The French and Indian War was a nine-year conflict (1754-1763) in North America and was one of the conflict theatres of the Seven Years' War. The conflict was between Great Britain and its colonies on one side and France on the other. The major battles include French victories at Fort William Henry, Fort Ticonderoga and against the Braddock Expedition and British victories at Louisburg, Fort Niagara, Fort Duquesne and at the Plains of Abraham outside of Quebec City, in which James Wolfe defeated a French garrison lead by Louis-Joseph de Montcalm.

The war resulted in the French loss of all French possessions in North America except for some Caribbean islands and Saint Pierre and Miquelon, two small islands off Newfoundland. The British acquired Canada while the Spanish gained Louisiana in compensation for its loss of Florida to the British. The result of the war is that Britain acquired a large Francophone population in Quebec and, near the beginning of the war in 1755, expelled French speaking populations in Acadia to Louisiana creating the Cajun population.

The war officially ended with the signing of the 1763 Treaty of Paris on February 10, 1763. The treaty saw France cede Canada to Great Britain, preferring to keep the territory of Guadaloupe for its rich sugar crops.

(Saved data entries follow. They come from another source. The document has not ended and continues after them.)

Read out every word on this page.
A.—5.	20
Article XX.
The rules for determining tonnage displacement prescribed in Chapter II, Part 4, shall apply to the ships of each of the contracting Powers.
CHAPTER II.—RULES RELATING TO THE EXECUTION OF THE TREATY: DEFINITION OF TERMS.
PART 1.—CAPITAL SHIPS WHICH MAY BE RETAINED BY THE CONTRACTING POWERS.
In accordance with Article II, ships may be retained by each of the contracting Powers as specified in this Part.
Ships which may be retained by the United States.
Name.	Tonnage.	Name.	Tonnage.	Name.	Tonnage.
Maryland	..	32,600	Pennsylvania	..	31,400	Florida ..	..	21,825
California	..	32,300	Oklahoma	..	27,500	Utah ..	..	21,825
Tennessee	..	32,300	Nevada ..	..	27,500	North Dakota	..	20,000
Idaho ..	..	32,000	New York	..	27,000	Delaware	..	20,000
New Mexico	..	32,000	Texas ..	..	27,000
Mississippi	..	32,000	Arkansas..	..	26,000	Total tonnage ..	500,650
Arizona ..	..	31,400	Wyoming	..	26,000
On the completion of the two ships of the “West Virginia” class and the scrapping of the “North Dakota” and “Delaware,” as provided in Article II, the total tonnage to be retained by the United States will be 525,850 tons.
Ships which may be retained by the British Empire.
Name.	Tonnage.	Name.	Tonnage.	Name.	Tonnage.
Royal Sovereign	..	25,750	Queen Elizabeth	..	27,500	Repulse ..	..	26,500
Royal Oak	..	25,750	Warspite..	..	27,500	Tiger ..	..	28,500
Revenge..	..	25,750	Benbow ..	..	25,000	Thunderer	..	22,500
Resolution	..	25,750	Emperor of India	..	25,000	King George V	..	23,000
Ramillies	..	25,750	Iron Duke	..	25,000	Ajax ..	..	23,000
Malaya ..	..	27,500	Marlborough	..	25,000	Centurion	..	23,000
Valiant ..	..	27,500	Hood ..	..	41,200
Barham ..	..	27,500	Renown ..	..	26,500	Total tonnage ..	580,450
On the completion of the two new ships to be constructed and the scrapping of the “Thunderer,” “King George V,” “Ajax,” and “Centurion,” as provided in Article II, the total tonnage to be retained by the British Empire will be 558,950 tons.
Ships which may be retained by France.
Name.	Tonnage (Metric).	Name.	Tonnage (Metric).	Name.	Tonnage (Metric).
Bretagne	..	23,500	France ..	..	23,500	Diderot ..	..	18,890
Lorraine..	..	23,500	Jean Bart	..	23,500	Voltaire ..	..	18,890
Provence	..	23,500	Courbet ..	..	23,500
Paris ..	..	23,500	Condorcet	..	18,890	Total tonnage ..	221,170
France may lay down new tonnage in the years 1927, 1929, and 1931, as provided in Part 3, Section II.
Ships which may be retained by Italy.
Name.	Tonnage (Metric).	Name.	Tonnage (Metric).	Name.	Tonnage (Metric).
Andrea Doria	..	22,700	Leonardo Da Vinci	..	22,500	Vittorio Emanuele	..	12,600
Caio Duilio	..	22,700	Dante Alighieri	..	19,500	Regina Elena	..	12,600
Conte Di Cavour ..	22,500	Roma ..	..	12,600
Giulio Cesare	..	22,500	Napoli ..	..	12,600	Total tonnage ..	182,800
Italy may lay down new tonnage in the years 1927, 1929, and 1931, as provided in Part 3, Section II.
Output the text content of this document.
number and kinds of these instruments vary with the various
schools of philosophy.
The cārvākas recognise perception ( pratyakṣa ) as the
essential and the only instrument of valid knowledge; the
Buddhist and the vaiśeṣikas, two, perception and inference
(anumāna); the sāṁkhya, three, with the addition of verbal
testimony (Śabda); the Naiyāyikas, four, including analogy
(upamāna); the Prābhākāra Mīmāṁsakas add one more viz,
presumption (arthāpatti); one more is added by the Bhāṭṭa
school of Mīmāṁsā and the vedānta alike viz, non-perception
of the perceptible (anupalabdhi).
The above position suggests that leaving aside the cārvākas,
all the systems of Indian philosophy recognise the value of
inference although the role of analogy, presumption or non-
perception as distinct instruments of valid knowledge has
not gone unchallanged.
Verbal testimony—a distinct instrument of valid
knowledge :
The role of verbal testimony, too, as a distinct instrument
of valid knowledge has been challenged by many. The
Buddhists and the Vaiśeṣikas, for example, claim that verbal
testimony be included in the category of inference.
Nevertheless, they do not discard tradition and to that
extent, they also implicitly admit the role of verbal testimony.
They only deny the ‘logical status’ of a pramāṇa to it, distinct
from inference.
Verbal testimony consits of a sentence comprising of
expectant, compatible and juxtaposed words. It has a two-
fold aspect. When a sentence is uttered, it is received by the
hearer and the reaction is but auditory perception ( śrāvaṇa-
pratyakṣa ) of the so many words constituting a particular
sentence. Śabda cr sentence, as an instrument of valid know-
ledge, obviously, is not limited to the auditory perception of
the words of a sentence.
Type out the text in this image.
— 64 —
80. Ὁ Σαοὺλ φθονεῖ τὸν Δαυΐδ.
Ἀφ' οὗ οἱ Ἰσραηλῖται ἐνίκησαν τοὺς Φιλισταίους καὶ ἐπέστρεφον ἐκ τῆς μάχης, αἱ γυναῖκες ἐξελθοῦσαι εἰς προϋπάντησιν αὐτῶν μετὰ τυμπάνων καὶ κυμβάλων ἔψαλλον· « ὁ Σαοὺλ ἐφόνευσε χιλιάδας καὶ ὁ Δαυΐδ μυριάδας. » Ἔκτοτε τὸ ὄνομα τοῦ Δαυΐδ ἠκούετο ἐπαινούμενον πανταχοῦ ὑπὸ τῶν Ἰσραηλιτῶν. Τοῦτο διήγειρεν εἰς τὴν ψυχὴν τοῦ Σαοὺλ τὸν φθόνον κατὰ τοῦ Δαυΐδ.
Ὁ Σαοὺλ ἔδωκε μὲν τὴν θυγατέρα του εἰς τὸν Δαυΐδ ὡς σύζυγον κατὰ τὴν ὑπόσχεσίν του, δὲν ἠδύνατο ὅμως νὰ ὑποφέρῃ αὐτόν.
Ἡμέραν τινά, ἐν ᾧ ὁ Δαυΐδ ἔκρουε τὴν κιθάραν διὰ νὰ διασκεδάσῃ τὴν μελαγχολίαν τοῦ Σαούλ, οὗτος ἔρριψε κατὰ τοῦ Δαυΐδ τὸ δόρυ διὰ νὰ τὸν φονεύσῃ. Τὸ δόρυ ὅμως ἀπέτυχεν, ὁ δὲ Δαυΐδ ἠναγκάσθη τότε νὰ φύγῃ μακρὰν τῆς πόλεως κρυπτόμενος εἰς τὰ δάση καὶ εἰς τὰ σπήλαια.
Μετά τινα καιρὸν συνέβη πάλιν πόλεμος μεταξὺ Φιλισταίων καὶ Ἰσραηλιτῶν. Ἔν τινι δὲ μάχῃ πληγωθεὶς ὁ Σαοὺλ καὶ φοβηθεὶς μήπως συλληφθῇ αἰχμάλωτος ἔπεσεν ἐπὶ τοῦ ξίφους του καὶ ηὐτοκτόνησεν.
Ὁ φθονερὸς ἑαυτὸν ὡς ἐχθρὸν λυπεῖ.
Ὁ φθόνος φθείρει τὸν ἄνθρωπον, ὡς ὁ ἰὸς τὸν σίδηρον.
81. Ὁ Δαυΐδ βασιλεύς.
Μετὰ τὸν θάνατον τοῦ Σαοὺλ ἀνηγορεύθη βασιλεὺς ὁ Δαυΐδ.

The decisive result of the war meant that it was the last of the French and Indian Wars and thereby set the stage for the American Revolutionary War. The British colonists no longer needed British protection from the French and resented the taxes imposed by Britain to pay for its military commitments as well as limitation on colonial settlements imposed by the Proclamation of 1763 in the newly acquired French territories in the Mississippi and Ohio River valleys.